= Springhill Junction =

Community in Nova Scotia, Canada

Springhill Junction is a rural community in central Cumberland County, Nova Scotia, Canada. It is approximately 4 km northwest of Springhill, Nova Scotia.

==History==
In 1872 the Intercolonial Railway of Canada constructed its Truro, NS-Moncton, NB mainline through the area at the persuasion of the Spring Hill & Parrsborough Coal & Railway Company Ltd., creating a diversion several miles to the south of the preferred route running between Oxford Junction, NS and Amherst, NS.

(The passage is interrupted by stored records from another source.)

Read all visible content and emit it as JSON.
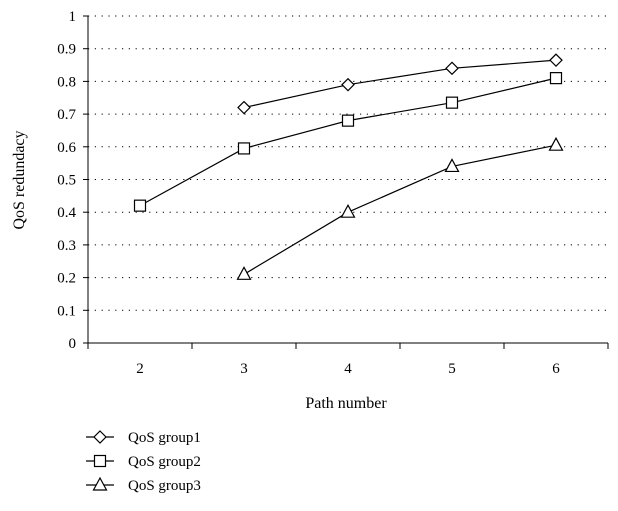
{
  "chart_data": {
    "type": "line",
    "title": "",
    "xlabel": "Path number",
    "ylabel": "QoS redundacy",
    "categories": [
      "2",
      "3",
      "4",
      "5",
      "6"
    ],
    "ylim": [
      0,
      1
    ],
    "yticks": [
      "0",
      "0.1",
      "0.2",
      "0.3",
      "0.4",
      "0.5",
      "0.6",
      "0.7",
      "0.8",
      "0.9",
      "1"
    ],
    "grid": "horizontal dotted",
    "legend_position": "bottom-left",
    "series": [
      {
        "name": "QoS group1",
        "marker": "diamond",
        "x": [
          3,
          4,
          5,
          6
        ],
        "values": [
          0.72,
          0.79,
          0.84,
          0.865
        ]
      },
      {
        "name": "QoS group2",
        "marker": "square",
        "x": [
          2,
          3,
          4,
          5,
          6
        ],
        "values": [
          0.42,
          0.595,
          0.68,
          0.735,
          0.81
        ]
      },
      {
        "name": "QoS group3",
        "marker": "triangle",
        "x": [
          3,
          4,
          5,
          6
        ],
        "values": [
          0.21,
          0.4,
          0.54,
          0.605
        ]
      }
    ]
  }
}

The community received its name in 1877 following completion of the Springhill & Parrsboro Railway which ran south to the mining town of Springhill and on to the Bay of Fundy port of Parrsboro. The SP&P changed its name to the Cumberland Railway & Coal Company Ltd. in 1884 and operated under this name through the closure of the coal mines in Springhill in 1958 and the abandonment of the railway line south of Southampton to Parrsboro on June 14, 1958. The railway continued limited services between Southampton, Springhill and Springhill Junction until permission to abandon the remaining line was granted in February, 1962. The last of the rails from the Springhill to Springhill Junction line were lifted in 1964.

The Intercolonial Railway in the meantime was operated as part of the Canadian Government Railways after 1915 and was fully merged into the Canadian National Railways (CNR) in 1918.

==Present day==
Today Springhill Junction remains a siding on CN Rail's Halifax-Montreal mainline and a flag stop for Via Rail's Ocean passenger train. The official name still contains the word "junction", despite the fact that the CR&C was abandoned in 1962, making the community a run-through location on CN's mainline.